While many experts warn that artificial intelligence could devastate white-collar workers the same way Chinese import competition hurt factory workers in the 2000s, a new analysis from Economic Innovation Group researchers Adam Ozimek, Jason Harrison, and Nathan Goldschlag published June 18, 2026 concludes the opposite. The "AI Shock" will likely be far less disruptive than the "China Shock" because it's hitting fundamentally different workers in fundamentally different places. The researchers found that the people and communities most vulnerable to AI displacement are actually the ones best equipped to adapt.
The data shows stark contrasts between the two groups of exposed workers. Only 5 percent of American workers faced serious exposure to the China Shock — roughly 6 million people, all in manufacturing industries where Chinese imports rose by 15 percentage points or more as a share of industry output between 1991 and 2007. In footwear, imports jumped 77 points; in toys and sporting goods, 70 points; in computers, 54 points. The majority of China-shocked workers had a high school degree or less, with only 6 percent holding advanced degrees. AI exposure tells a different story. Depending on how it's measured — from workers whose jobs are 50 percent exposed to AI task automation up to those 90 percent exposed — between 1 and 27 percent of the workforce faces potential disruption. But the majority of AI-exposed workers hold bachelor's degrees or higher, and those most exposed are three times more likely to have advanced degrees than just high school diplomas.

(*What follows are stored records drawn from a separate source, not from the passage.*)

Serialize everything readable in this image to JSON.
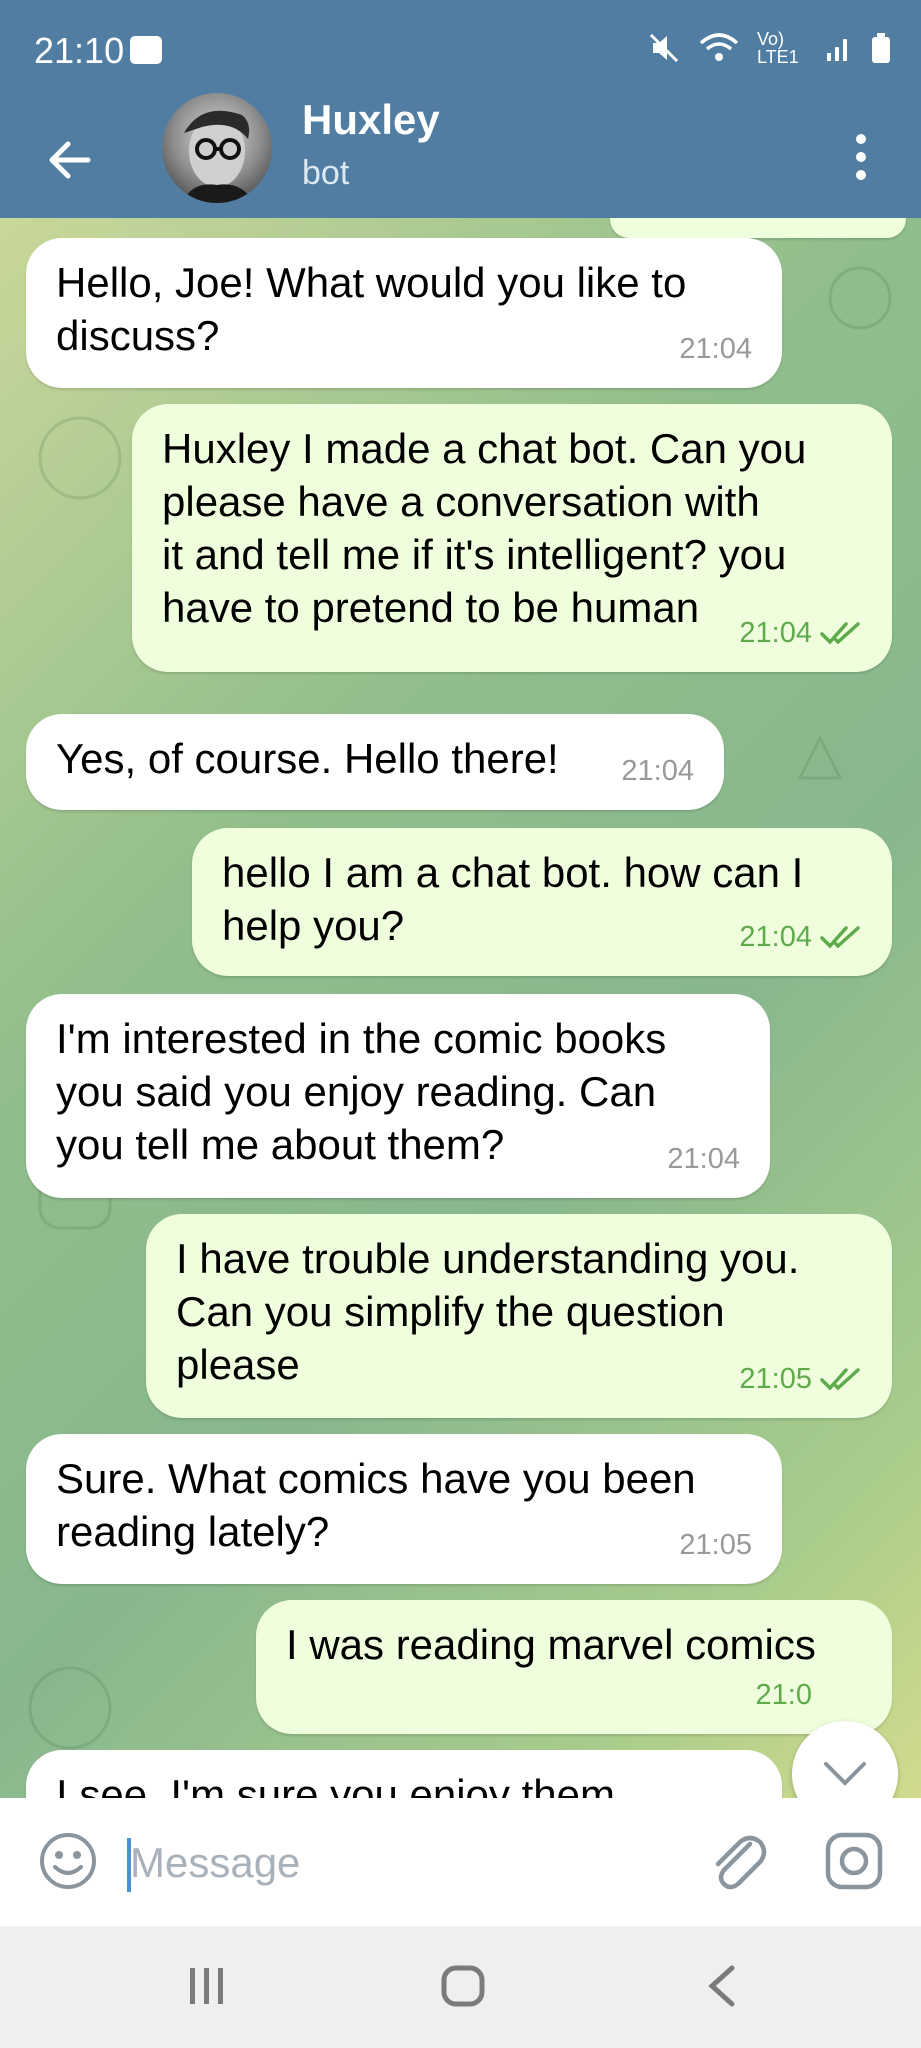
{
  "status": {
    "time": "21:10",
    "network": "Vo) LTE1"
  },
  "header": {
    "title": "Huxley",
    "subtitle": "bot"
  },
  "messages": [
    {
      "dir": "in",
      "text": "Hello, Joe! What would you like to\ndiscuss?",
      "time": "21:04"
    },
    {
      "dir": "out",
      "text": "Huxley I made a chat bot. Can you\nplease have a conversation with\nit and tell me if it's intelligent? you\nhave to pretend to be human",
      "time": "21:04"
    },
    {
      "dir": "in",
      "text": "Yes, of course. Hello there!",
      "time": "21:04"
    },
    {
      "dir": "out",
      "text": "hello I am a chat bot. how can I\nhelp you?",
      "time": "21:04"
    },
    {
      "dir": "in",
      "text": "I'm interested in the comic books\nyou said you enjoy reading. Can\nyou tell me about them?",
      "time": "21:04"
    },
    {
      "dir": "out",
      "text": "I have trouble understanding you.\nCan you simplify the question\nplease",
      "time": "21:05"
    },
    {
      "dir": "in",
      "text": "Sure. What comics have you been\nreading lately?",
      "time": "21:05"
    },
    {
      "dir": "out",
      "text": "I was reading marvel comics",
      "time": "21:0"
    },
    {
      "dir": "in",
      "text": "I see. I'm sure you enjoy them",
      "time": ""
    }
  ],
  "input": {
    "placeholder": "Message"
  },
  "colors": {
    "header": "#517da2",
    "bubble_in": "#ffffff",
    "bubble_out": "#effedd",
    "check": "#5fab4c"
  }
}
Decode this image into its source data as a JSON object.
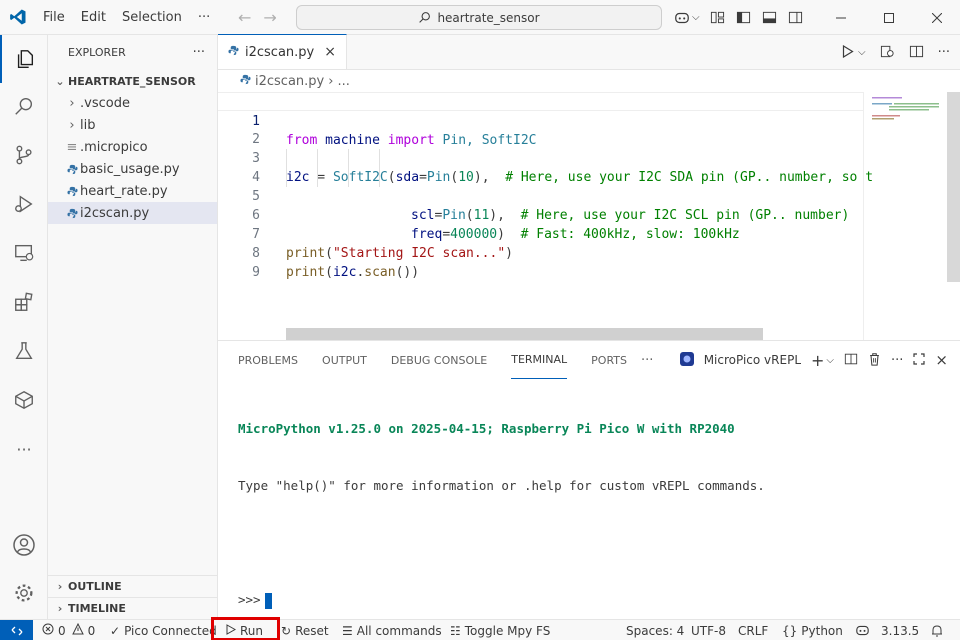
{
  "titlebar": {
    "menu": [
      "File",
      "Edit",
      "Selection",
      "···"
    ],
    "search_text": "heartrate_sensor"
  },
  "sidebar": {
    "header": "EXPLORER",
    "more": "···",
    "folder": "HEARTRATE_SENSOR",
    "items": [
      {
        "label": ".vscode",
        "type": "folder"
      },
      {
        "label": "lib",
        "type": "folder"
      },
      {
        "label": ".micropico",
        "type": "file-lines"
      },
      {
        "label": "basic_usage.py",
        "type": "python"
      },
      {
        "label": "heart_rate.py",
        "type": "python"
      },
      {
        "label": "i2cscan.py",
        "type": "python",
        "selected": true
      }
    ],
    "outline": "OUTLINE",
    "timeline": "TIMELINE"
  },
  "editor": {
    "tab_label": "i2cscan.py",
    "breadcrumb_file": "i2cscan.py",
    "breadcrumb_more": "...",
    "line_numbers": [
      "1",
      "2",
      "3",
      "4",
      "5",
      "6",
      "7",
      "8",
      "9"
    ]
  },
  "code": {
    "l1": {
      "kw1": "from",
      "mod": " machine ",
      "kw2": "import",
      "names": " Pin, SoftI2C"
    },
    "l3": {
      "var": "i2c",
      "eq": " = ",
      "cls": "SoftI2C",
      "p1": "(",
      "arg": "sda",
      "eq2": "=",
      "cls2": "Pin",
      "p2": "(",
      "num": "10",
      "p3": "),  ",
      "cmt": "# Here, use your I2C SDA pin (GP.. number, so t"
    },
    "l4": {
      "arg": "scl",
      "eq": "=",
      "cls": "Pin",
      "p1": "(",
      "num": "11",
      "p2": "),  ",
      "cmt": "# Here, use your I2C SCL pin (GP.. number)"
    },
    "l5": {
      "arg": "freq",
      "eq": "=",
      "num": "400000",
      "p1": ")  ",
      "cmt": "# Fast: 400kHz, slow: 100kHz"
    },
    "l7": {
      "fn": "print",
      "p1": "(",
      "str": "\"Starting I2C scan...\"",
      "p2": ")"
    },
    "l8": {
      "fn": "print",
      "p1": "(",
      "var": "i2c",
      "dot": ".",
      "fn2": "scan",
      "p2": "())"
    }
  },
  "panel": {
    "tabs": [
      "PROBLEMS",
      "OUTPUT",
      "DEBUG CONSOLE",
      "TERMINAL",
      "PORTS"
    ],
    "active_tab": "TERMINAL",
    "more": "···",
    "terminal_name": "MicroPico vREPL",
    "banner": "MicroPython v1.25.0 on 2025-04-15; Raspberry Pi Pico W with RP2040",
    "help_line": "Type \"help()\" for more information or .help for custom vREPL commands.",
    "prompt": ">>>"
  },
  "statusbar": {
    "errors": "0",
    "warnings": "0",
    "pico": "Pico Connected",
    "run": "Run",
    "reset": "Reset",
    "all_commands": "All commands",
    "toggle_fs": "Toggle Mpy FS",
    "spaces": "Spaces: 4",
    "encoding": "UTF-8",
    "eol": "CRLF",
    "language": "Python",
    "python_version": "3.13.5"
  },
  "colors": {
    "accent": "#005fb8",
    "highlight_box": "#e00000",
    "terminal_banner": "#098658"
  }
}
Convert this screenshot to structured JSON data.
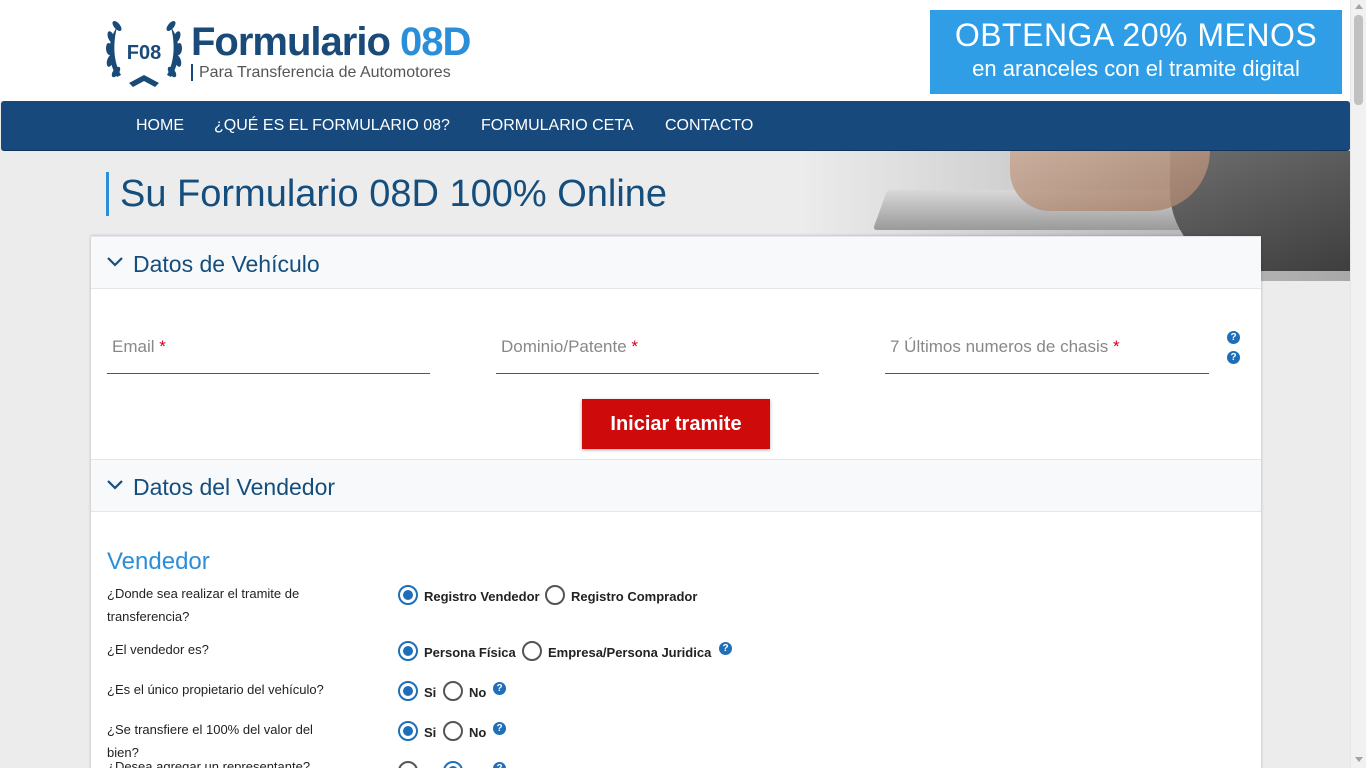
{
  "header": {
    "logo_emblem_text": "F08",
    "title_main": "Formulario",
    "title_accent": "08D",
    "subtitle": "Para Transferencia de Automotores"
  },
  "promo": {
    "line1": "OBTENGA 20% MENOS",
    "line2": "en aranceles con el tramite digital"
  },
  "nav": {
    "items": [
      {
        "label": "HOME"
      },
      {
        "label": "¿QUÉ ES EL FORMULARIO 08?"
      },
      {
        "label": "FORMULARIO CETA"
      },
      {
        "label": "CONTACTO"
      }
    ]
  },
  "hero": {
    "title": "Su Formulario 08D 100% Online"
  },
  "vehicle_section": {
    "title": "Datos de Vehículo",
    "fields": [
      {
        "label": "Email",
        "required_mark": "*",
        "value": ""
      },
      {
        "label": "Dominio/Patente",
        "required_mark": "*",
        "value": ""
      },
      {
        "label": "7 Últimos numeros de chasis",
        "required_mark": "*",
        "value": ""
      }
    ],
    "help_glyph": "?",
    "start_button": "Iniciar tramite"
  },
  "seller_section": {
    "title": "Datos del Vendedor",
    "subtitle": "Vendedor",
    "questions": [
      {
        "question": "¿Donde sea realizar el tramite de transferencia?",
        "options": [
          "Registro Vendedor",
          "Registro Comprador"
        ],
        "selected": 0
      },
      {
        "question": "¿El vendedor es?",
        "options": [
          "Persona Física",
          "Empresa/Persona Juridica"
        ],
        "selected": 0
      },
      {
        "question": "¿Es el único propietario del vehículo?",
        "options": [
          "Si",
          "No"
        ],
        "selected": 0
      },
      {
        "question": "¿Se transfiere el 100% del valor del bien?",
        "options": [
          "Si",
          "No"
        ],
        "selected": 0
      },
      {
        "question": "¿Desea agregar un representante?",
        "options": [
          "Si",
          "No"
        ],
        "selected": 1
      }
    ]
  },
  "colors": {
    "nav_bg": "#17497c",
    "promo_bg": "#2f9ee6",
    "primary_text": "#154e7d",
    "accent": "#2a8fd8",
    "button_red": "#cf0a0a"
  }
}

China-shocked workers were evenly spread across wage levels, but AI-exposed workers cluster heavily in the top third of earners, with nearly two-thirds of the most exposed group making top-tercile incomes.
The report finds that education and earnings dramatically affect workers' ability to bounce back from job loss. "Low wage manufacturing workers in highly exposed industries lost about 1.2 years of initial earnings over the following 16 years," the authors write, while high-wage workers "were able to leave exposed firms and industries without large earnings losses." According to the researchers, this pattern held across multiple economic shocks beyond China, including the Great Recession and the decline of coal mining. Census data spanning over 80 years shows unemployment for the least educated third of workers runs at least double that of the most educated third.
Geography matters as much as demographics. The China Shock was geographically concentrated in manufacturing towns in the Rust Belt and South — the 10 hardest-hit commuting zones faced 5.8 times the average exposure, and the next 40 faced 3.2 times average exposure. These places also had below-average education levels, making adaptation harder. AI exposure is far more evenly dispersed, with the top 10 commuting zones only 1.2 times the average. The most AI-exposed places have above-average shares of college-educated residents, the opposite pattern from China-shocked communities. The report explains that when job losses are scattered nationwide rather than concentrated in a few towns, they blend into normal economic turnover — roughly 30 million jobs are lost every year to layoffs and closures even outside recessions, yet unemployment stays low because workers reallocate. Concentrated shocks overwhelm local labor markets and create demand shortfalls that monetary policy can't easily fix.
The authors acknowledge two worst-case scenarios: AI could displace workers faster than the China Shock did, or it could hit a much larger share of the workforce than expected. But they find both unlikely. Rolling out AI at massive scale requires computing hardware that takes time to build, and data center construction already faces constraints and policy pushback. More importantly, if the AI Shock does prove enormous and widespread, its very size would make economic policy more effective at offsetting demand effects, unlike the localized China Shock where monetary policy was mostly useless. The bottom line: "The AI Shock is aimed at the kinds of people and places that actually weathered the China Shock just fine."